In lkl/drivers/block/virtio_blk.c, it's only called on error condition. In lkl/drivers/virtio/virtio_ring.c. it's only called under a rare condition.

@davidchisnall , can you take a look at the calling code of virtio_notify_host_device and see whether it's always invoked after any update to virtq_desc/virtq_avail arrays?

It seems that the virtio_blk, virtio_console drivers do invoke virtqueue_notify (some code flow calls virtqueue_kick, some calls virtqueue_notify directly) after updating desc and avail arrays. But the virtio_net code is harder to trace to be sure about virtqueue_notify call following desc and avail update.

I realized another challenge. The virtio driver code in the Linux kernel allocate the desc/avail/used rings in the host memory and keep those pointers in kernel side data structure. How can we make sure the kernel code use the shadow copy of the desc/avail ring inside enclave instead?
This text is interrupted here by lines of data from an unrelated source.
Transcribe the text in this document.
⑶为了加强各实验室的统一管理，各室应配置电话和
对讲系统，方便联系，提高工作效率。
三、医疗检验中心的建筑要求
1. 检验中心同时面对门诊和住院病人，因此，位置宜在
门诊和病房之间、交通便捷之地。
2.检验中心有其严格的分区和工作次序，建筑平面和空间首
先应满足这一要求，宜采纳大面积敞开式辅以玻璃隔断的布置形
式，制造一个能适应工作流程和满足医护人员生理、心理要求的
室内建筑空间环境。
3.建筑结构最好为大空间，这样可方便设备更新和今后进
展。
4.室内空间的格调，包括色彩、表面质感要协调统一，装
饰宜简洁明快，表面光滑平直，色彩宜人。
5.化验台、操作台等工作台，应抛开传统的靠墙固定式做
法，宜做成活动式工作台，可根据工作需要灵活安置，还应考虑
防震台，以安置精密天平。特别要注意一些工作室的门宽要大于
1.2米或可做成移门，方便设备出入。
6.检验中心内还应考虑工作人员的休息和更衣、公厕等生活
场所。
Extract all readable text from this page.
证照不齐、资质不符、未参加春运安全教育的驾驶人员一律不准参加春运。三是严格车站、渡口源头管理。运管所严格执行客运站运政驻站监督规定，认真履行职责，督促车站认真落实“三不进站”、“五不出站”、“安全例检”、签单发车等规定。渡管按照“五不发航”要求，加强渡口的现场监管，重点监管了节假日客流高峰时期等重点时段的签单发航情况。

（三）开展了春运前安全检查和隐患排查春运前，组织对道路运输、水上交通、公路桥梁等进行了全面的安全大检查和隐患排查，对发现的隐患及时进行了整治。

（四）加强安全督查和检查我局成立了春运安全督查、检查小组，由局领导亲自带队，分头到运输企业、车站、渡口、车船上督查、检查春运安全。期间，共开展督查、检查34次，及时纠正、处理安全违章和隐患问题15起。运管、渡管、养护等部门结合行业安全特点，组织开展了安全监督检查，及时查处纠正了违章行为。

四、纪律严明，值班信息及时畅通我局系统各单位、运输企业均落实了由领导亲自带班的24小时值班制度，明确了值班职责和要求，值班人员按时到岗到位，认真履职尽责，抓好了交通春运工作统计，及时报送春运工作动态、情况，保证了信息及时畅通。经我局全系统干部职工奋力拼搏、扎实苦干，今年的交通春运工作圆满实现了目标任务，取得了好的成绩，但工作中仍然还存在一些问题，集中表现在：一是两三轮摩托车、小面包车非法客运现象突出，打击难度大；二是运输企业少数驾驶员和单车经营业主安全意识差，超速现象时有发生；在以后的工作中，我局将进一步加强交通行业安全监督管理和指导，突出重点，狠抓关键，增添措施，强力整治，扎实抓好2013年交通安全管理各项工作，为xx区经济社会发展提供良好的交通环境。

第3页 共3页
It seems we have to modify the kernel code, right?

For packed ring, the code in lkl/drivers/virtio/virtio_ring.c does allocate the desc ring in the host memory and read/write the desc ring, but it seems to keep a copy of the buffer addr/len in a private data structure 'desc_extra', and only reads the buffer addr from the private data structure. The code does read flag and used buffer length from the host side desc ring. If we can confirm the above observation of virtio_ring.c packed ring implementation, and that no other virtio code inside the enclave directly access the host side ring desc, ensuring the LKL code inside the enclave only use packed ring (host side code needs to be changed to also use the packed ring) will be sufficient to protect against attack from the host side that modifies the buffer address in the packed ring desc.

Attack from the host side through the used buffer length value might still be able to trigger buffer overflow inside the enclave, but the mitigation is to add more sanity check code inside virtio code, which is likely easier to upstream to the kernel tree.